8. Los Galgos

Está sentado ahí, en ese bar antiguo, en la esquina de Callao y Lavalle, enfrente del Colegio del Salvador donde él hizo buena parte de la llamada escuela primaria, y ha pedido un café. Sabe que tendrá que esperar un rato. Diez, quince minutos o tal vez más. Echa la mitad de un sobrecito de edulcorante en el café y lo revuelve. En otros tiempos habría encendido un cigarrillo. Ahora no sólo está prohibido fumar en los bares: él, por su parte, ha dejado de hacerlo hace años. Y de pronto, de refilón, se ve reflejado en un espejo...
Nunca ha sido parecido a nadie. O él ha creído que no era parecido a  nadie, ni a su madre, ni a su padre, básicamente, y menos a sus hermanos. Es más, nunca ha entendido eso de los parecidos.

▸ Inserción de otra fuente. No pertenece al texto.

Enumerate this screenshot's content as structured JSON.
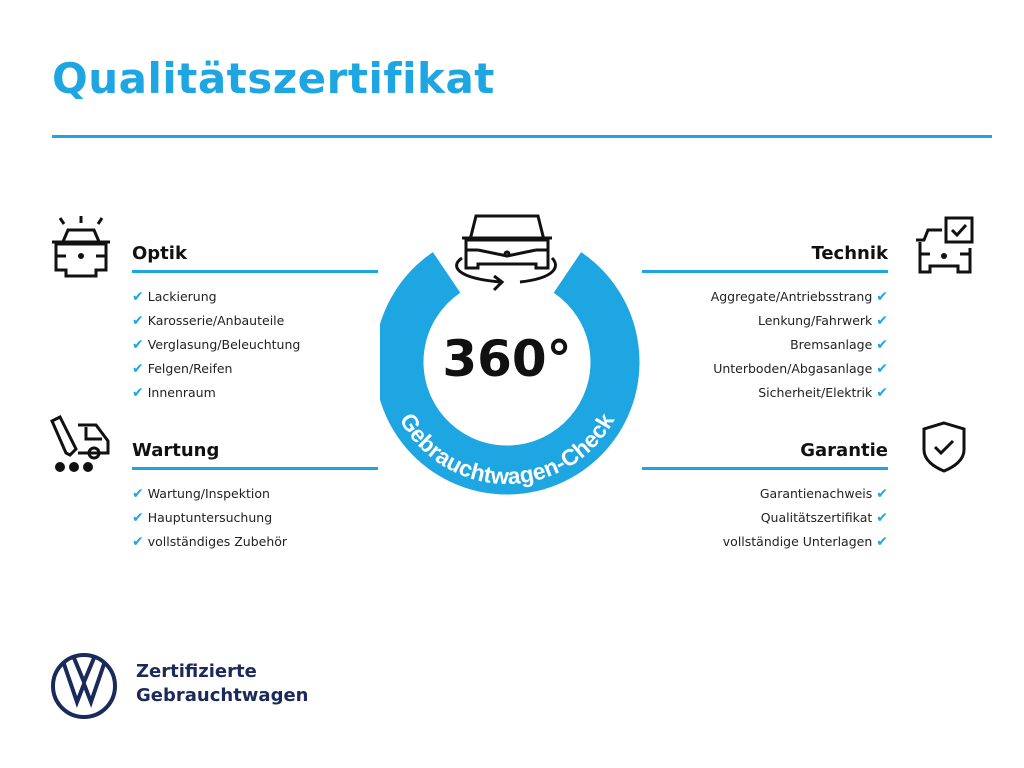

Sin embargo casi todo el mundo le ha dicho a lo largo de la vida que era igual a su madre. Nada que ver con su padre pero sí con su madre. Él nunca se ha visto así.
         Sin embargo en este momento, en la figura que vio en el espejo, por primera vez cree ver en sus rasgos algo de su padre: el pelo escaso, o el bigote, o algo en la mirada.
         Por eso se queda inmóvil, con un cierto recelo mira... y sigue viendo, en el espejo, algo de su padre.
         Aborrece ver en él algo de su padre.
         Desvía la mirada.
         Toma el primer sorbo de café que no esta quemado, ni es flojo, ni demasiado fuerte: toma el primer sorbo de un café que está bien hecho, como si los más de setenta años de antigüedad del bar respaldaran la experiencia necesaria para hacer un buen café.
         Le parece, de todas maneras, que hoy ya es tarde para encontrarse parecido a nadie.